Inappellabilità avverso le sentenze di proscioglimento pronunciate in sede di giudizio abbreviato - Questione di legittimità costituzionale - Rilevanza e non manifesta infondatezza - Ragioni.
(Art. 443 comma 1 c.p.p.; art. 2, 10 L. 46706; art. 3, 111 Cost.)

Deve dichiararsi rilevante e non manifestamente infondata la questione di legittimità costituzionale dell’art. 443 comma 1 c.p.p., come modificato dalla L. 46/06, nella parte in cui esclude l’appello del PM avverso le sentenze di proscioglimento pronunciate nel rito abbreviato, per contrasto con gli artt. 3, 111 Cost. Tale limitazione, infatti, determina in capo all’organo di accusa, a fronte di una sentenza di primo grado pronunciata con il rito abbreviato, una condizione di paralisi praticamente totale, essendo la sua possibilità di proporre appello limitata alla sola ipotesi, assolutamente marginale, di sentenza di condanna in cui sia stato modificato il titolo del reato. Si tratta quindi di sperequazione radicale tra le parti del processo che supera di gran lunga i limiti della ragionevolezza, non potendo trovare giustificazione neppure nelle particolari esigenze di celerità proprie del giudizio abbreviato.
Ne deriva altresì l’illegittimità costituzionale della norma transitoria di cui all’art. 10 della L. 46/06.

L’ordinanza così motiva:
(Omissis). - La norma di cui viene eccepita l’incostituzionalità è quella di all’art. 443, 1° comma codice di procedura penale quale risulta dalla modifica apportata dall’art. 2 della legge 46\06.
Nella sua originaria formulazione tale norma escludeva la possibilità per il P.M. e per l’imputato di proporre appello contro le sentenze di proscioglimento nel giudizio abbreviato quando l’appello tendeva ad ottenere una formula diversa.
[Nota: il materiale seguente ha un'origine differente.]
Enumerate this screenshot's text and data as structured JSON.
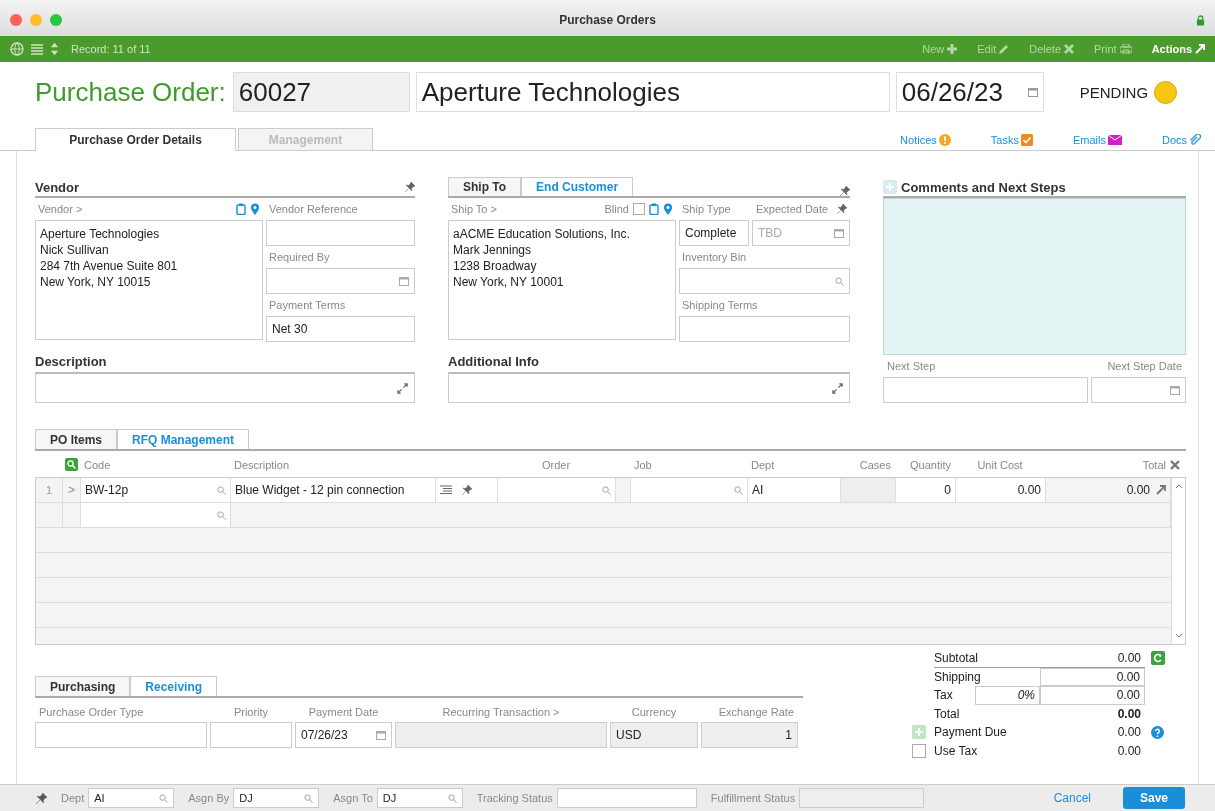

Con l’entrata in vigore della legge sopraindicata il regime dell’appello nel giudizio abbreviato è stato profondamente modificato, nel senso che, avendo l’art. 2 eliminato le parole “quando l’appello tende ad ottenere una diversa formula”, è esclusa la possibilità per il P.M. e l’imputato di appellare qualsiasi sentenza di proscioglimento quale che sia il contenuto del gravame.
Tale norma non è stata toccata dalla recente sentenza della Corte Costituzionale n. 26 del 2007 la quale ha dichiarato l’illegittimità costituzionale soltanto degli artt. 1 e 10 della legge.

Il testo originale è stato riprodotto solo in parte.